Tips for Designers Fresh Out of School
There are already a bunch of articles on the interwebs with advice for designers fresh out of school, so I wanted to share the technical skills I wished I had honed to perfection before embarking on my design career. Most of them are based around the Adobe Creative Suite. I apologize in advance if it sounds like a lot of design minutia, but I hope it helps someone somehow.
Master the Pen Tool
I mean really master it. It will become your best friend. Especially when designing icons or logos. When drawing curves, know the best placement for anchor points to get the smoothest curves. Know the function of the convert point tool. If you are using Illustrator, if you can’t get the curvatures just right, use the simplify path function to clean up the lines.

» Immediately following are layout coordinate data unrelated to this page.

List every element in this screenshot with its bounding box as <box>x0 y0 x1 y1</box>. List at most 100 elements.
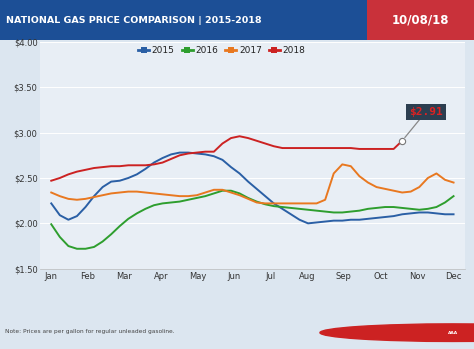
2015 <box>91 194 97 198</box>
2016 <box>82 247 88 251</box>
Text: 10/08/18: 10/08/18 <box>392 14 449 27</box>
2018 <box>382 147 388 151</box>
2018 <box>126 163 131 168</box>
2015 <box>297 218 302 222</box>
2018 <box>211 150 217 154</box>
2017 <box>65 197 71 201</box>
2018 <box>228 136 234 140</box>
2017 <box>356 174 362 178</box>
2016 <box>425 207 431 211</box>
2017 <box>134 190 140 194</box>
2016 <box>356 209 362 213</box>
2016 <box>168 200 174 205</box>
2017 <box>374 185 379 189</box>
2015 <box>374 216 379 220</box>
2015 <box>408 211 414 215</box>
2015 <box>194 151 200 156</box>
2018 <box>339 146 345 150</box>
2017 <box>280 201 285 206</box>
2015 <box>237 171 242 176</box>
2016 <box>451 194 456 198</box>
2016 <box>48 222 54 227</box>
2017 <box>228 191 234 195</box>
2018 <box>185 151 191 156</box>
2016 <box>228 188 234 193</box>
2018 <box>202 150 208 154</box>
2018 <box>57 176 63 180</box>
Line: 2016: 2016 <box>51 191 454 249</box>
2017 <box>100 193 105 197</box>
2016 <box>160 201 165 206</box>
2017 <box>160 192 165 196</box>
2016 <box>442 200 448 205</box>
2018 <box>100 165 105 169</box>
2018 <box>254 139 260 143</box>
2017 <box>143 191 148 195</box>
2017 <box>400 191 405 195</box>
2017 <box>331 171 337 176</box>
2016 <box>143 207 148 211</box>
2018 <box>288 146 294 150</box>
2018 <box>74 170 80 174</box>
2018 <box>82 168 88 172</box>
2018 <box>297 146 302 150</box>
2017 <box>57 194 63 198</box>
2017 <box>288 201 294 206</box>
2017 <box>194 193 200 197</box>
2018 <box>134 163 140 168</box>
2015 <box>254 187 260 191</box>
2018 <box>305 146 311 150</box>
2016 <box>408 207 414 211</box>
2015 <box>202 152 208 156</box>
2015 <box>143 167 148 171</box>
2015 <box>288 212 294 216</box>
2016 <box>109 232 114 236</box>
2016 <box>374 206 379 210</box>
2016 <box>151 203 157 207</box>
2015 <box>126 176 131 180</box>
2016 <box>280 205 285 209</box>
Bar <box>0 0 367 40</box>
2016 <box>65 244 71 248</box>
2015 <box>280 207 285 211</box>
2015 <box>305 221 311 225</box>
Text: Source: AAA (GasPrices.AAA.com): Source: AAA (GasPrices.AAA.com) <box>337 329 437 334</box>
2018 <box>117 164 123 168</box>
2016 <box>57 235 63 239</box>
2016 <box>365 207 371 211</box>
Text: AAA: AAA <box>447 331 458 335</box>
2016 <box>348 209 354 214</box>
2016 <box>237 191 242 195</box>
2015 <box>314 220 319 224</box>
2017 <box>339 162 345 166</box>
Legend: 2015, 2016, 2017, 2018: 2015, 2016, 2017, 2018 <box>138 46 305 55</box>
2015 <box>322 220 328 224</box>
2017 <box>177 194 182 198</box>
2018 <box>151 162 157 166</box>
2018 <box>194 150 200 155</box>
Text: Note: Prices are per gallon for regular unleaded gasoline.: Note: Prices are per gallon for regular … <box>5 329 174 334</box>
2018 <box>348 146 354 150</box>
2016 <box>322 209 328 214</box>
2016 <box>117 224 123 228</box>
2017 <box>211 188 217 192</box>
2015 <box>100 185 105 189</box>
2016 <box>297 207 302 211</box>
2016 <box>391 205 396 209</box>
2015 <box>82 205 88 209</box>
2018 <box>65 172 71 177</box>
2016 <box>339 210 345 215</box>
2016 <box>177 200 182 204</box>
2016 <box>211 191 217 195</box>
2016 <box>91 245 97 249</box>
2017 <box>314 201 319 206</box>
2017 <box>322 198 328 202</box>
2018 <box>91 166 97 170</box>
2017 <box>48 191 54 195</box>
2017 <box>82 197 88 201</box>
2017 <box>434 171 439 176</box>
2017 <box>202 191 208 195</box>
2017 <box>417 185 422 189</box>
2017 <box>254 200 260 205</box>
2017 <box>297 201 302 206</box>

This goes along with mastery of the pen tool. Know how to create paths and how to convert those paths into selections. This will help out immensely when clipping out selections from images, or applying effects only to those selections.
Sometimes the easist way to arrive at a desired object is to draw a shape and either add another shape to it, subtract another shape from it, or a combination of both. This can be done with the Illustrator pathfinder feature.

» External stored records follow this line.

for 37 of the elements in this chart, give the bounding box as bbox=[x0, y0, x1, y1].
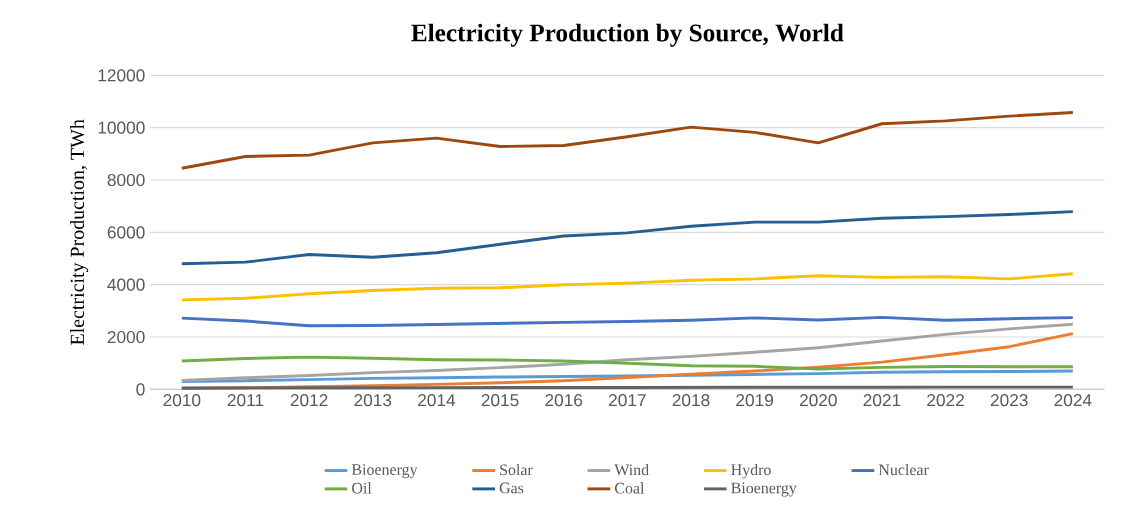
x-tick-label: 2017 bbox=[609, 394, 646, 407]
line-series bbox=[180, 322, 1075, 382]
x-tick-label: 2013 bbox=[354, 394, 392, 407]
legend-label: Bioenergy bbox=[731, 482, 797, 497]
legend-label: Nuclear bbox=[878, 463, 929, 476]
x-tick-label: 2011 bbox=[227, 394, 264, 407]
y-tick-label: 8000 bbox=[107, 173, 145, 187]
legend-label: Oil bbox=[352, 482, 372, 494]
y-tick-label: 6000 bbox=[107, 226, 145, 239]
legend-label: Bioenergy bbox=[351, 464, 418, 479]
y-tick-label: 2000 bbox=[107, 330, 145, 344]
line-series bbox=[180, 272, 1075, 302]
legend-label: Coal bbox=[615, 482, 645, 494]
x-tick-label: 2016 bbox=[545, 394, 583, 407]
x-tick-label: 2020 bbox=[799, 394, 837, 407]
y-tick-label: 4000 bbox=[107, 278, 145, 291]
x-tick-label: 2014 bbox=[418, 394, 456, 407]
y-tick-label: 10000 bbox=[98, 121, 145, 134]
x-tick-label: 2012 bbox=[290, 394, 328, 407]
x-tick-label: 2024 bbox=[1054, 394, 1092, 407]
y-tick-label: 12000 bbox=[98, 69, 145, 82]
chart-title: Electricity Production by Source, World bbox=[411, 23, 844, 47]
x-tick-label: 2021 bbox=[863, 394, 901, 407]
x-tick-label: 2023 bbox=[990, 394, 1028, 407]
legend-label: Wind bbox=[614, 463, 649, 476]
x-tick-label: 2010 bbox=[163, 394, 201, 407]
y-axis-title: Electricity Production, TWh bbox=[70, 119, 89, 345]
line-series bbox=[180, 355, 1075, 371]
legend-label: Gas bbox=[499, 482, 524, 494]
y-tick-label: 0 bbox=[136, 383, 145, 396]
x-tick-label: 2015 bbox=[481, 394, 519, 407]
x-tick-label: 2022 bbox=[927, 394, 964, 407]
legend-label: Hydro bbox=[731, 463, 771, 479]
legend-label: Solar bbox=[500, 463, 533, 476]
x-tick-label: 2018 bbox=[672, 394, 710, 407]
x-tick-label: 2019 bbox=[736, 394, 774, 407]
line-series bbox=[180, 111, 1075, 170]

Photoshop Curves and Levels
These tools are most helpful when color correcting images. Understand how to set the white point and black point, and what that does to an image. Rarely have I received perfect photography for use in my designs. Some color correction is always necessary, especially when working in print design.
When scaling in Photoshop, understand the quality differences between bicubic and bilinear scaling.
Clipping Paths and Masking
Sometimes you want to mask an image within a certain shape but retain the ability to move it around and experiment with the cropping. Clipping paths and masks can help with this.
Pixel Perfect Design
I’m still perfecting this skill everyday myself. This skill is very helpful when designing icons. My first rookie mistake when designing icons was simply scaling down an icon when it was needed at a smaller size. Aliasing will always cause a scaled down icon to look different at smaller sizes. Going in at the pixel level and tweaking is always required. Always designing with vector paths is a must, and always have “Snap Vector Tools and Transforms to Pixel Grid” selected in the Photoshop preferences.
If working with JPEGs, understand how its image quality degrades every time the file is opened, edited, and saved. I prefer to work with TIFFs and PNGs, formats that are not lossy.
When “shopping” someone or something into an image, the most realistic results come from an understanding of lighting and edge quality. The healing brush and clone stamp tool can help here. The worst photoshop jobs stand out because you can notice the hard edges and lack of blending.